I was at a car boot sale once. I noticed on one of the stalls one woman had a large object hidden under a sheet. I asked the woman "whats under the sheet?"... "im not really sure, it used to be my husbands" she replied... "Can i have a look?" i said, "of course!" said the woman.
As i lifted the sheet i was surprised to fine a beautiful unicorn in nearly mint condition!
"How much do want for it?" I said, "Oh, about £3 should be OK" said the woman. I readily handed over my £3. I tossed aside the sheet and the unicorn giddy with excitement, reared up onto its hind legs, its white mane sparkling in the summer sun.
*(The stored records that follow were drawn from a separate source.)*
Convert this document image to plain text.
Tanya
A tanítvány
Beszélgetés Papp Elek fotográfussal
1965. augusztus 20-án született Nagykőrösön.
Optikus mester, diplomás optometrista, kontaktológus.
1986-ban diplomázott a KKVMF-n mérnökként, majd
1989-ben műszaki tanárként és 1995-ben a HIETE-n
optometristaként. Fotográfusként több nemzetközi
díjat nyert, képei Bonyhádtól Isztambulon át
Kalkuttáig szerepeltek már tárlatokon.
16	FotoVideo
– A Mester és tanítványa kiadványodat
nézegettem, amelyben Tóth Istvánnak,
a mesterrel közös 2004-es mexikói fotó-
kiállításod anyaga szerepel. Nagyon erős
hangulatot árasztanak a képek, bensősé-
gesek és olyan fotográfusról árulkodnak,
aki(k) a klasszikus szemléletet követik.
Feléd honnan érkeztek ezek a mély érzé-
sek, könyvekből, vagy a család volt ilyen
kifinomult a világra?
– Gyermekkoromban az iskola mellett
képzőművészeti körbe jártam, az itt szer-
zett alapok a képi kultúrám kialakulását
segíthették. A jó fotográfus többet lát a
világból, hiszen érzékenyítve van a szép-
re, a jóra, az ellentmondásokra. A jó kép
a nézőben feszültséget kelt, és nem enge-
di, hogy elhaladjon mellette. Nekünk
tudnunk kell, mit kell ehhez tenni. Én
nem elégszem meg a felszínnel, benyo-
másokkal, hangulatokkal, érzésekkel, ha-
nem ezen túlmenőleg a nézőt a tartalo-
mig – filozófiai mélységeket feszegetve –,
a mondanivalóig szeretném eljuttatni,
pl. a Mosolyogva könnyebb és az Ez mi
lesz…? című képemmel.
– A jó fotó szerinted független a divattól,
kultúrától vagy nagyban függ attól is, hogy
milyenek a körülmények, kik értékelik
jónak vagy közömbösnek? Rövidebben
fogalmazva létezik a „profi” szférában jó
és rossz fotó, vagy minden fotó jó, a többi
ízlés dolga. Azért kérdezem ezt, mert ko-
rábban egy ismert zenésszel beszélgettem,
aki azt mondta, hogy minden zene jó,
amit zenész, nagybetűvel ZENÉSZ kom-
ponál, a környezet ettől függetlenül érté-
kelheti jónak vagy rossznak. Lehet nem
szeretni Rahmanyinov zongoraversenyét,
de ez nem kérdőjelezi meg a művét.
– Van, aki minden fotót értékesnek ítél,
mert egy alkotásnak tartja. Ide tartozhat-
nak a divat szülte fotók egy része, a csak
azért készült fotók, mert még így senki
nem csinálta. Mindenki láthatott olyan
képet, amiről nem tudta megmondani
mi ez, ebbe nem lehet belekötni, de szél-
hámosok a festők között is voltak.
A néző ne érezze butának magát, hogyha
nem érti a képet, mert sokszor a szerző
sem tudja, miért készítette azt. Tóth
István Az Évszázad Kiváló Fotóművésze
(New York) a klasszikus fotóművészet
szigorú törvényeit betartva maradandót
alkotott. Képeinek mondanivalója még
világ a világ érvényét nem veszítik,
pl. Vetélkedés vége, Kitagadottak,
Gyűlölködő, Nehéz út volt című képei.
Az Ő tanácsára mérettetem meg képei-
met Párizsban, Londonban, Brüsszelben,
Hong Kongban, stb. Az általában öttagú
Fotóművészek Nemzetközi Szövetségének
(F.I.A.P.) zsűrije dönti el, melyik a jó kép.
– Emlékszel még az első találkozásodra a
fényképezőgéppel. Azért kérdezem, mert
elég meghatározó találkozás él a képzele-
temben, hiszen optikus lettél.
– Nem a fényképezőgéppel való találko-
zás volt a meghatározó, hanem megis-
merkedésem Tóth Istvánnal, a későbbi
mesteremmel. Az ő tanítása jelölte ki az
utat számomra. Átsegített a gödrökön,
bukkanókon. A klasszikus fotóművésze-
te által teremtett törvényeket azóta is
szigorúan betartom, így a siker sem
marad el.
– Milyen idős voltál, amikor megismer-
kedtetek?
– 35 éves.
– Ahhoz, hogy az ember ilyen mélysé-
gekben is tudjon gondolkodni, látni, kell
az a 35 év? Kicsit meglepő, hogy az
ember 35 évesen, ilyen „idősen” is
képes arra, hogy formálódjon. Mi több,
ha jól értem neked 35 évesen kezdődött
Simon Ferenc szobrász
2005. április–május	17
"Oh! I didnt know it could do that!" said the woman with a glint of confusion in her eyeballs.
"didn't you not know it was a unicorn?" I said... "no" she said "i thought it was my husbands rowing machine, he left it in the garage after he run off with that bitch from the Co-op"
Feeling slightly sorry for her i asked if she'd like to go for a ride on it.
"Can I ?!" she said "of course!" i said.
With that we both climbed onto the unicorn, which was slippery with unicorn sweat, the unicorn made a little whirring noise like a jet engine starting up.
Whoosh! the unicorn soared into the sky, leaving behind a beautiful trail of Rainbow coloured excrement it ejected from its arse jets.
Unfortunately the woman was unfamiliar with unicorn acceleration, and at some point had slipped of the back during the climb into the heavens. I circled round for a bit to see if i could see where she had fallen, I did find her eventually, her broken body splayed across the roof of a Bedford Rascal.